Here is what I've tried:
- Zapped the PRAM (repeatedly to no effect)
- Ran an Apple Hardware Test from the Install DVD - while going through the Mass Storage, it told me there was an error. It said *ERROR*CODE* 2STF/8/3:A (upper).
- I ran the Disk Utility and tried to check and repair the drive. In its list of actions it's goes through, it said in red 'Keys out of order' then in black 'Rebuilding Catalog B-tree'. Then it stopped and a message said "The Volume Macintosh HD could not be repaired" and "Error: The underlying task reported failure on exit (-9972)"
- Then I ran Disk Warrior from the DW CD. I hoped it might fix the drive. However, after a couple minutes of going through rebuilding the drive, it stopped. A message in the box below said something to the nature of 'speed affected by disk error'. So seemingly Disk Warrior couldn't do anything either.

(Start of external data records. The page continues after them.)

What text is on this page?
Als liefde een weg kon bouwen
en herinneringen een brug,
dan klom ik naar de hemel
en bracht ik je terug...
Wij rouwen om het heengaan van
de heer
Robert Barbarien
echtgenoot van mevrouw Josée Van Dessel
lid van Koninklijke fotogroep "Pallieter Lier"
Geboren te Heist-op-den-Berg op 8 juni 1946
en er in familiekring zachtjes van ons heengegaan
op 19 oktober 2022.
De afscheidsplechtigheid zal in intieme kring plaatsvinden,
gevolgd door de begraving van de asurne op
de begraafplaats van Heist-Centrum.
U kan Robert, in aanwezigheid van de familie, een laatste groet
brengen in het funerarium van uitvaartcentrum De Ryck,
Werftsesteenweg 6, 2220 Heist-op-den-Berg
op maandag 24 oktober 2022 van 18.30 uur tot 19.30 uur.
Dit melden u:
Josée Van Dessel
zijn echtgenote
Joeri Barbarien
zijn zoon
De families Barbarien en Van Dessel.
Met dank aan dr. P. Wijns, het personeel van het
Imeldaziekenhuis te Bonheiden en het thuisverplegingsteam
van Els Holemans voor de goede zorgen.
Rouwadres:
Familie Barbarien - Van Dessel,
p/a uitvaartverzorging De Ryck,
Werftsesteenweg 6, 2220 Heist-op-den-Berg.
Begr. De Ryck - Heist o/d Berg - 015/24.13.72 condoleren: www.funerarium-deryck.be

My conclusion is that the problem is due to this error on the main hard drive and the error cannot be repaired. That said, I will definitely try resetting the Open Firmware and fsck in Single User Mode.
However, from the error messages, I figure I probably have one of two options:
- Reformat the existing hard drive (so it's blank) and then reload OSX, all my software and files
- Or toss the old drive, buy a new drive for about £100 and reload OSX, software and files
Obviously the first option is cheaper and I could certainly try it... but if there's a good chance the drive is faulty and it could happen again, I don't reload everything onto it and have it happen again at some inopportune time. What would you suggest?
Any advice would be much appreciated. Thanks.
earthsaver - May 19, 2005 - 7:22 am
If there's such a gaping error on the drive, then no other utility is worth running. (fsck is the same as Disk Utility's Repair Disk, and resetting the firmware is unrelated to the problem at hand.)
That said, I guess you have all your files backed up, hence your ability to restore them in a flash. Is your G5 still under warrantee/do you have AppleCare? Apple will replace your hard disk; I don't think a format is likely to help. I would call Apple immediately.
- Ben
TechSupport - May 23, 2005 - 12:30 pm
This ticket has been moved to the open forums for more exposure.